30/05/2026
a frase la dijo él mismo. Abelardo de la Espriella, candidato presidencial, abogado de oficio y ahora también teólogo improvisado, soltó esa perla sin saber que, en realidad, estaba haciendo una confesión de parte.
Porque no es una frase menor. No es un exabrupto de campaña. Es la revelación de una manera de entender el mundo, la justicia y la propia carrera de quien aspira a gobernar Colombia.
Déjenme explicarles.
Abelardo decia que no creia en Dios. Es su derecho. Decia que era ateo. También es su derecho. Pero luego suelta: "Se podría defender mejor al diablo que a Dios". Y ahí está la clave. Porque esa frase no es teología.

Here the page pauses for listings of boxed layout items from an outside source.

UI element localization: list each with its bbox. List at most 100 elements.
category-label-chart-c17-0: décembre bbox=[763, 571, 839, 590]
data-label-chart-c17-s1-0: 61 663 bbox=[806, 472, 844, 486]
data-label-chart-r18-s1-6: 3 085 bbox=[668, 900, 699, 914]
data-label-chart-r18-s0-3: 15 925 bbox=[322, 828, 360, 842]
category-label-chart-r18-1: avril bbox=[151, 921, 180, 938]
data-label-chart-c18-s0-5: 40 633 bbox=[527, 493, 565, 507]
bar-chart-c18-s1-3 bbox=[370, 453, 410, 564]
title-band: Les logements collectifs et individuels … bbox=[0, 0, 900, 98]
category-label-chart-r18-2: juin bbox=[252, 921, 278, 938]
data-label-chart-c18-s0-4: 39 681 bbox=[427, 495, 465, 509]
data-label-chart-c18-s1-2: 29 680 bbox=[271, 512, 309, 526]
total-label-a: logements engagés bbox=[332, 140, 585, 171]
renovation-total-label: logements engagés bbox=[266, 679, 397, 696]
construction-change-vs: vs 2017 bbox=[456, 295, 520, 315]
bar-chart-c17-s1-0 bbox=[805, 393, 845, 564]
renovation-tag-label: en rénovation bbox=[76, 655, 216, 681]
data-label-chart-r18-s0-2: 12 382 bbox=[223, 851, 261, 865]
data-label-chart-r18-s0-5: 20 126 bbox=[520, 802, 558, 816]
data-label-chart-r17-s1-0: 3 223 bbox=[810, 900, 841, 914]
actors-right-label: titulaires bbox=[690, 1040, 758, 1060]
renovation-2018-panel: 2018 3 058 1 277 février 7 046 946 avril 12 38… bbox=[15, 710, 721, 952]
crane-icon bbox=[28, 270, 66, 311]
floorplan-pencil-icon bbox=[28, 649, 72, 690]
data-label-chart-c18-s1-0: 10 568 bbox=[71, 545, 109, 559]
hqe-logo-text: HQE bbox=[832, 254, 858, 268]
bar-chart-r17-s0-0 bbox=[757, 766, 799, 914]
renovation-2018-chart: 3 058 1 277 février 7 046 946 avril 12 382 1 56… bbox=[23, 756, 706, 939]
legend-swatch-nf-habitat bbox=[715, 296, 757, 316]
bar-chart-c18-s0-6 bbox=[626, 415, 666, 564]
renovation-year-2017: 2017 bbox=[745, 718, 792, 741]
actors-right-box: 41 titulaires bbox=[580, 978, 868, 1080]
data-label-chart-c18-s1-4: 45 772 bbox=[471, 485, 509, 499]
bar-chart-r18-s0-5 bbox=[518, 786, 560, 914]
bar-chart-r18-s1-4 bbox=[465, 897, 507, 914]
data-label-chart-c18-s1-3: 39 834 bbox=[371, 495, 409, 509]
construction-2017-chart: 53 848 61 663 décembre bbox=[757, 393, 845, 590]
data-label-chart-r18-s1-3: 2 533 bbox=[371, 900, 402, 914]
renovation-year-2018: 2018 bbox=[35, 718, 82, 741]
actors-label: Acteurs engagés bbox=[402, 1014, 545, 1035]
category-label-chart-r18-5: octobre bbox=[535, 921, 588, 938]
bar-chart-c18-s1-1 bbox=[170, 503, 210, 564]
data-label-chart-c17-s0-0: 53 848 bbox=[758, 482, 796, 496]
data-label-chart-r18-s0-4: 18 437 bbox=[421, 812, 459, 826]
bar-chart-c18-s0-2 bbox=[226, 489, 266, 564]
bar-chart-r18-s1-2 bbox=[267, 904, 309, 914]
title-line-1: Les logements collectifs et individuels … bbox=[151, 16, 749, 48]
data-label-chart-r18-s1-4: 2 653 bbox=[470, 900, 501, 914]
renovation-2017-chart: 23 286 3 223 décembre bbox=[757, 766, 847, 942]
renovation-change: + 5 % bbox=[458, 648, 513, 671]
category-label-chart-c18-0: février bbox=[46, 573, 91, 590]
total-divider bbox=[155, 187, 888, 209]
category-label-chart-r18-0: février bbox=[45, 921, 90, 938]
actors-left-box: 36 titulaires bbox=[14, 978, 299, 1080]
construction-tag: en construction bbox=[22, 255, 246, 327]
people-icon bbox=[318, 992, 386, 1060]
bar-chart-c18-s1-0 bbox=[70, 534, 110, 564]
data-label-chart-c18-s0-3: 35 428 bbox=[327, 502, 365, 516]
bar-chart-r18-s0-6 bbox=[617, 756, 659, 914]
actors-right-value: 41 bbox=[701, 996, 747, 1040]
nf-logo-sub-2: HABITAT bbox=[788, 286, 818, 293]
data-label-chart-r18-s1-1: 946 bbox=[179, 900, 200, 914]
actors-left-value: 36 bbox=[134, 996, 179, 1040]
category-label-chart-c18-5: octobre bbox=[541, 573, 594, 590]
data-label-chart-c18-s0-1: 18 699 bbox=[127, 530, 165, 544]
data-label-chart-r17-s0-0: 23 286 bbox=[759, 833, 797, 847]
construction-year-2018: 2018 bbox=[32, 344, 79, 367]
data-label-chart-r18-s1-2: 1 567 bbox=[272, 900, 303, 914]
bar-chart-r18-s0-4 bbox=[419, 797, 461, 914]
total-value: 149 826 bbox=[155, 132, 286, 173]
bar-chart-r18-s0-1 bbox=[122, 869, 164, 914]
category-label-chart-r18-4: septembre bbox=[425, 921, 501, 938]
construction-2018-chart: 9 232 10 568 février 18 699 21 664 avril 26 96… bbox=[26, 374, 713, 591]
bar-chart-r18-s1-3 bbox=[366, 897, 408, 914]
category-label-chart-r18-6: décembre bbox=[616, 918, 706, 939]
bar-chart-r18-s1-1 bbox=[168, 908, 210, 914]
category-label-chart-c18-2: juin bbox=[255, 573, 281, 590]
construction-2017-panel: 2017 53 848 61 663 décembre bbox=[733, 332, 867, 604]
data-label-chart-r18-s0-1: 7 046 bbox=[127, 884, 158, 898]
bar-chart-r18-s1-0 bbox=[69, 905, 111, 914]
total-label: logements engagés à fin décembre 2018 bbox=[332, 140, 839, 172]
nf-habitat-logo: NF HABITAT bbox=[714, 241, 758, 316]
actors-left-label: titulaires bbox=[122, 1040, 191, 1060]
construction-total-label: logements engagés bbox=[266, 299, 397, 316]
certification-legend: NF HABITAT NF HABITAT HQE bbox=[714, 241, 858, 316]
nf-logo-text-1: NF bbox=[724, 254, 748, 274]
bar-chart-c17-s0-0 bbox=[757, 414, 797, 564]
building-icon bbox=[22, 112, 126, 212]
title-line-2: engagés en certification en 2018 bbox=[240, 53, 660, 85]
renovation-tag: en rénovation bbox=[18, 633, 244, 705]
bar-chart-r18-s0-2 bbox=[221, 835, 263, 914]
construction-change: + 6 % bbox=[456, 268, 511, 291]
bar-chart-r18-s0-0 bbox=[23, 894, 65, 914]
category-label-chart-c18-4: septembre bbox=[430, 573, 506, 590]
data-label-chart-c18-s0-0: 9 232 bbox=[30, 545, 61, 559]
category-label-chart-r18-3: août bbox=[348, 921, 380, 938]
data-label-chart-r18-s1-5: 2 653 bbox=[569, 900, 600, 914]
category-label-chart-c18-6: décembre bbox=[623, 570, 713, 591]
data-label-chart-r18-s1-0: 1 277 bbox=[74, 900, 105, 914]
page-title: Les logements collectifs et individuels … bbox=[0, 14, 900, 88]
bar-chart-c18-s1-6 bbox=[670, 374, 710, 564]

Es autobiografía.
Él mismo está admitiendo que su oficio, su talento, su especialidad, no es defender la verdad, la justicia o el bien. Es defender al diablo. Es decir, al mal. A los criminales. A los violadores. A los que la sociedad, en su sano juicio, señala como desechables.
Y no es retórica. Es un hecho probado.
Abelardo sacó de la cárcel al pastor Álvaro Javier Gámez Torres, un hombre acusado de abusar sexualmente de 27 mujeres, algunas de ellas menores de edad. La Fiscalía documentó cómo este falso líder religioso utilizaba su posición de poder espiritual para someter a sus víctimas. Las convencía de que el abuso era "un acto de alabanza a Dios". Las manipulaba psicológicamente. Les generaba culpa y miedo. Y Abelardo, con toda su habilidad jurídica, logró que recuperara su libertad.
Ese es solo un caso. Podríamos mencionar otros. Pero con uno basta para entender el patrón.
Mientras Abelardo se autoproclama defensor de los derechos de las mujeres, mientras usa el nombre de Rosa Elvira Cely para ganar votos, mientras la propia hija de Rosa Elvira expresa que le da "asco" ver cómo el candidato explota el dolor de su madre, él por detrás saca violadores de la cárcel.
¿No es eso defender al diablo?
Y él mismo lo dijo. Él mismo lo confesó. "Se podría defender mejor al diablo que a Dios". No es un error retórico. Es la síntesis de su carrera. Es el eslogan que nunca quiso admitir.
Abelardo es, en esencia, el abogado del diablo. Como en esa película de Al Pacino y Keanu Reeves, donde el joven y ambicioso abogado termina descubriendo que ha estado sirviendo al mal toda su vida. La diferencia es que en la película hay un momento de redención. En la vida real, Abelardo sigue defendiendo criminales, sigue justificando lo injustificable, sigue presentándose como víctima mientras defiende a victimarios.
Y ahora quiere ser presidente.
Pero un país no se gobierna con las mismas artes con las que se defiende a un violador. Gobernar requiere ética. Requiere humanismo. Requiere ponerse del lado de las víctimas, no de los victimarios. Requiere saber distinguir entre el bien y el mal, y tener la virtud de elegir el primero.
Abelardo ya confesó por cuál se inclina.
"Se podría defender mejor al diablo que a Dios". Gracias, señor candidato. Por fin dijo algo cierto.
El problema es que ahora los colombianos tenemos que decidir si queremos al abogado del diablo en la Casa de Nariño. Yo creo que no. Porque ya tuvimos suficiente maldad disfrazada de orden. Ya tuvimos suficiente cinismo vestido de ley.
Como dijo su compañera Sandra Macillins: "Dejar que Abelardo llegue a la Casa de Nariño es como poner a Garavito en el ICBF". Y no exageraba.
Así que cuidado. Porque el diablo, según dicen, es un mal abogado. Pero Abelardo ha demostrado ser muy bueno defendiéndolo. Eso no es virtud. Es advertencia.